Der hier zu besprechende Roman Blutbuch ist dafür ein Beispiel. Schwer zu sagen, wie es in Unkenntnis der persönlichen Fakten darin um die Fiktionalisierung beziehungsweise um ihr Gegenteil steht. Unverkennbar jedoch pflegt Kim einen ausgeprägten Hang fürs Mythische, verbunden mit dem Bewusstsein, dass jede Familien- und Stammbaumforschung letztendlich auch den Blut-und-Boden-Mythos in sich trägt. Dem Unterhaltungswert tut dies freilich keinen Abbruch – so wenig wie in anderen literarischen Fällen. Da die Person, die Blutbuch schrieb, sich offenbar als nicht-binär definiert und mich als Leserin aber nicht ihr Pronomen wissen lässt, werde ich in dieser Besprechung genderneutral nur von Kim sprechen.

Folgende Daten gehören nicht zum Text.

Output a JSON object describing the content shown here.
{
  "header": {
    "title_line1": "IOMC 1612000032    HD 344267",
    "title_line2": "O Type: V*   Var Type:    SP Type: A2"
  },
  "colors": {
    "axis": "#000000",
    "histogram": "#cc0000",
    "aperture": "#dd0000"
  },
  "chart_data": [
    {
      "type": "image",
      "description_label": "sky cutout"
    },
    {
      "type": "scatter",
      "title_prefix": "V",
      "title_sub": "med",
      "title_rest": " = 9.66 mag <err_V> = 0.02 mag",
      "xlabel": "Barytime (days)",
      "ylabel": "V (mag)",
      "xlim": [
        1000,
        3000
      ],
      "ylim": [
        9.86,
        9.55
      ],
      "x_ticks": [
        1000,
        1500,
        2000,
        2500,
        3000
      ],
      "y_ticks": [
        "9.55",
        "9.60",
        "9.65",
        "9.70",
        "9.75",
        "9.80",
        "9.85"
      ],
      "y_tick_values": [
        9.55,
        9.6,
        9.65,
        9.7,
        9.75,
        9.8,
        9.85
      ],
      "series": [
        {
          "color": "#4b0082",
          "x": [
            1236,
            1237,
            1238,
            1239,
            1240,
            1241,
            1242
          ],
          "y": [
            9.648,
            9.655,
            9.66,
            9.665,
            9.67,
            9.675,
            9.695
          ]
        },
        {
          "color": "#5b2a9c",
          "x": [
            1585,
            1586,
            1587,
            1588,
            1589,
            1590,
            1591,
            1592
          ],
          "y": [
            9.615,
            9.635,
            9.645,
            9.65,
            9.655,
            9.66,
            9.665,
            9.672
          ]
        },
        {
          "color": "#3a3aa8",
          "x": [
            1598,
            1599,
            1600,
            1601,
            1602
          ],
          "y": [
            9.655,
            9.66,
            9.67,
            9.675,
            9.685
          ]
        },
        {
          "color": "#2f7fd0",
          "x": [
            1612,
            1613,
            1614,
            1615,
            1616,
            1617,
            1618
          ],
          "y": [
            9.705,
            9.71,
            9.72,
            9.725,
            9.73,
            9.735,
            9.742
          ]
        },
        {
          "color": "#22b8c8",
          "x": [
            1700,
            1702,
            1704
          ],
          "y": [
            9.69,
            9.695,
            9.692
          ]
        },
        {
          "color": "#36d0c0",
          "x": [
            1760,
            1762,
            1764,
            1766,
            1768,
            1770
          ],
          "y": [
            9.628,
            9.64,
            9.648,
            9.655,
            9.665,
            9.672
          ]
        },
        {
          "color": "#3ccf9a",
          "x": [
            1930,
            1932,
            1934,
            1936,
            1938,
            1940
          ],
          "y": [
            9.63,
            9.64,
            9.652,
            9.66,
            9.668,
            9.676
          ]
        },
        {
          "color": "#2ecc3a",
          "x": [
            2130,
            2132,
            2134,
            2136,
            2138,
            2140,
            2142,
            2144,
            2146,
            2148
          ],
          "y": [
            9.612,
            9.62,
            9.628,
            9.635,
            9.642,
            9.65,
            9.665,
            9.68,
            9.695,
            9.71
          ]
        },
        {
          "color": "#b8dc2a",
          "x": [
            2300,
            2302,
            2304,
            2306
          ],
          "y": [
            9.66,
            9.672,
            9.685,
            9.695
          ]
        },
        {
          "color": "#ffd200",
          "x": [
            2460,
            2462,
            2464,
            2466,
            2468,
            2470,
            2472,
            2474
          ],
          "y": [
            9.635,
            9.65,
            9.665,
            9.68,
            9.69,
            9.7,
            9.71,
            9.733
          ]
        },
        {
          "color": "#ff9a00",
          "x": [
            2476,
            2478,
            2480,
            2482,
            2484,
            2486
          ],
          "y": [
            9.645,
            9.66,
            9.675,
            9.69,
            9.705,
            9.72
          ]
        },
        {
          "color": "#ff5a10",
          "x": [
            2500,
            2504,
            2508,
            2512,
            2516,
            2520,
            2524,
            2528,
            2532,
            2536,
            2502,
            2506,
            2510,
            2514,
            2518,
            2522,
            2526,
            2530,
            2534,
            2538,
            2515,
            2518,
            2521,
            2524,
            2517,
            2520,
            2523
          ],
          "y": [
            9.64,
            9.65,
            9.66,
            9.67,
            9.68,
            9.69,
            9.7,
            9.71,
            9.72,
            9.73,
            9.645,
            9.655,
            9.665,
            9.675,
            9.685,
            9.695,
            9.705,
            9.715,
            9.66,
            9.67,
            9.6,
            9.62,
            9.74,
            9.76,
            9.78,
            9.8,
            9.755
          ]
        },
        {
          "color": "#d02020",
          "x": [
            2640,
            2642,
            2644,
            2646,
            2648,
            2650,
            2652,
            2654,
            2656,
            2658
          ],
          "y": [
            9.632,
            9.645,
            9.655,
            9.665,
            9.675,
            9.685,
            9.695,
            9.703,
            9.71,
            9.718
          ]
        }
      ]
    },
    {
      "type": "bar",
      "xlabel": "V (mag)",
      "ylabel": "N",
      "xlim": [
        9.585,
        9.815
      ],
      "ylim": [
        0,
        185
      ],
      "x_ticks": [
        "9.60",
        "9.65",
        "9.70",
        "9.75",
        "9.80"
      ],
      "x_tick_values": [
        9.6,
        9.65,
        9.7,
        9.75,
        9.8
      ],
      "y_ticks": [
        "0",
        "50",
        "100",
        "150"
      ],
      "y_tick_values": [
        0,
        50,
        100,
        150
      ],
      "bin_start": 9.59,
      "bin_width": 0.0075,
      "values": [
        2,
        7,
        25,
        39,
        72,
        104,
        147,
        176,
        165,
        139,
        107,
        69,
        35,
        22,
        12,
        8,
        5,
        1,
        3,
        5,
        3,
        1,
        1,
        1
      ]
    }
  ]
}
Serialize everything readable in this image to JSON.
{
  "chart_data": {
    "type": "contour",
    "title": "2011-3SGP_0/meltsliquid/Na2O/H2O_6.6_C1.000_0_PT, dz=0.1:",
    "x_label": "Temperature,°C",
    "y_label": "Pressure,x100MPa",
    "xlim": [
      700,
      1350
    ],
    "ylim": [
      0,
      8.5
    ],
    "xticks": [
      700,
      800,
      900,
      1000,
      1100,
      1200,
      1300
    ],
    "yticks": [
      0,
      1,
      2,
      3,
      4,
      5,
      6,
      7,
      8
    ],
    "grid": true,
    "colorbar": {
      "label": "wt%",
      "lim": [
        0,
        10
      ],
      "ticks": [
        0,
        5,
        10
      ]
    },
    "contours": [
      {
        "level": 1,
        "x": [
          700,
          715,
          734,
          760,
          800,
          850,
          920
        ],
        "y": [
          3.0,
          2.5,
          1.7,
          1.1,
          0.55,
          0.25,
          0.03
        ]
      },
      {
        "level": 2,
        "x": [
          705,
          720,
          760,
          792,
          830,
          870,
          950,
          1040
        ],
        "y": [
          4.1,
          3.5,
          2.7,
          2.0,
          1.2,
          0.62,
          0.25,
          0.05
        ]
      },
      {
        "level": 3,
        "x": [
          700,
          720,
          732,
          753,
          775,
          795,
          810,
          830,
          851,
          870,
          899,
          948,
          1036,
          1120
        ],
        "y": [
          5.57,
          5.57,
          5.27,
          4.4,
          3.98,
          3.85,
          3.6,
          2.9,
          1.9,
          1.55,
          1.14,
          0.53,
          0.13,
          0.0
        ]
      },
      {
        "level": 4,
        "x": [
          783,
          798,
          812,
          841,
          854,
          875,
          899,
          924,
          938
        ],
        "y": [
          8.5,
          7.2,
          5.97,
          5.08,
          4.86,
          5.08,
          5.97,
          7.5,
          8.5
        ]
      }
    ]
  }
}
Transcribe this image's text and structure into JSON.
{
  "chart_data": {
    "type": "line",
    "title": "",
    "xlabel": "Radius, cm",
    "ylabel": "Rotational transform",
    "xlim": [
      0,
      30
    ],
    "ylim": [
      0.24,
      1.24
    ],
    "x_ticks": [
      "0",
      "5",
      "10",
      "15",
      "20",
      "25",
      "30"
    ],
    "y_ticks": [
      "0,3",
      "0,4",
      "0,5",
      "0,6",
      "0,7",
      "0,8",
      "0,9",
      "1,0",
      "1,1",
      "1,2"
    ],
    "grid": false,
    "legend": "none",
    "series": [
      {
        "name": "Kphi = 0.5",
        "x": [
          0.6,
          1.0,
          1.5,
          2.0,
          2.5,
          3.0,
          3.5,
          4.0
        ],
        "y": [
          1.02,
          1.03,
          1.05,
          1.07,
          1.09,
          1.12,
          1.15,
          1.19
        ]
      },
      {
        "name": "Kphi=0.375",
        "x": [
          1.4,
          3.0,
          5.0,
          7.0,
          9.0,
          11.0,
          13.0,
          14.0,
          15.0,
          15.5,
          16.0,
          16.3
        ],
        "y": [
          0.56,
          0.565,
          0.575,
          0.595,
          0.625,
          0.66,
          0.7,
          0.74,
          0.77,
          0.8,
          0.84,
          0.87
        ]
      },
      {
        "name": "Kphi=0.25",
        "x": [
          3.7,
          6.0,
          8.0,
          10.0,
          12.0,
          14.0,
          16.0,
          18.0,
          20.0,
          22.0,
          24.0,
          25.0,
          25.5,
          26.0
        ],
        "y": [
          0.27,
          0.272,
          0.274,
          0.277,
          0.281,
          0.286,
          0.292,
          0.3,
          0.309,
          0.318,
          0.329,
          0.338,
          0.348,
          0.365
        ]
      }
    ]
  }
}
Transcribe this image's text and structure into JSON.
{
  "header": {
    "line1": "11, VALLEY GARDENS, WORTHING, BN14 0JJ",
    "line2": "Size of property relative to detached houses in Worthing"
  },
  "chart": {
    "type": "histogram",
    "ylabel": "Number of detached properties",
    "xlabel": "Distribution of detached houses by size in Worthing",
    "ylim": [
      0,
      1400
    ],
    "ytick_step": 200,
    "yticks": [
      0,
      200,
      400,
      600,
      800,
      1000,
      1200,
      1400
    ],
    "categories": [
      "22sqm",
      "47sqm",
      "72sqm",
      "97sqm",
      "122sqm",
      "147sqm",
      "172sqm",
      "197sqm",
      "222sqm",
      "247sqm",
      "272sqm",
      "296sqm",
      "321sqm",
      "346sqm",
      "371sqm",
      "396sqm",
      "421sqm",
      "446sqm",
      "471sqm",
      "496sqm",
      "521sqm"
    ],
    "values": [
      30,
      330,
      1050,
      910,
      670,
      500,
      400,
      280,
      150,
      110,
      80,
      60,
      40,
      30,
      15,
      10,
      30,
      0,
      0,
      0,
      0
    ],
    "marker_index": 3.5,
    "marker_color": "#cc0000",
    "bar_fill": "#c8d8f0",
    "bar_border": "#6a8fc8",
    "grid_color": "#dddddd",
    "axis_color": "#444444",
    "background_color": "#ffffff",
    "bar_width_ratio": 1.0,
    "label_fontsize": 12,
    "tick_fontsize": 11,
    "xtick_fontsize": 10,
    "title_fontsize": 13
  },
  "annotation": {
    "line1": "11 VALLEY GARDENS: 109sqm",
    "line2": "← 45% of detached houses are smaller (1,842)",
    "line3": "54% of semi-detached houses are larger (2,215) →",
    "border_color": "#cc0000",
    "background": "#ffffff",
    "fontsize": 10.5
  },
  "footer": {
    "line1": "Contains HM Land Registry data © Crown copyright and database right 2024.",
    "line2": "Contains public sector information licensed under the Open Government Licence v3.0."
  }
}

„Für meine Meere“ lautet die Widmung, übersetzt „Für meine Mütter“, denn Meer ist im Berndeutschen die Abwandlung des Französischen Mère – was zugleich an das Ozeanische denken lässt, nämlich an la mer. Gemeint sind Kims Mutter und Großmutter. „Ich bringe meine Mütter zur Welt“, heißt es an einer Stelle. Vor allem Letztere spielt eine eminent wichtige Rolle, und ebenso zentral ist dazwischen und daneben Kims Queerness, die in den Erinnerungen an Grossmeer und an die eigene Kindheit und Jugend zu einer dicht verwobenen Erklärung für das von Anfang an immer schon vorhandene Anderssein wächst. Denn auch das Queer-Sein besitzt eine Geschichte.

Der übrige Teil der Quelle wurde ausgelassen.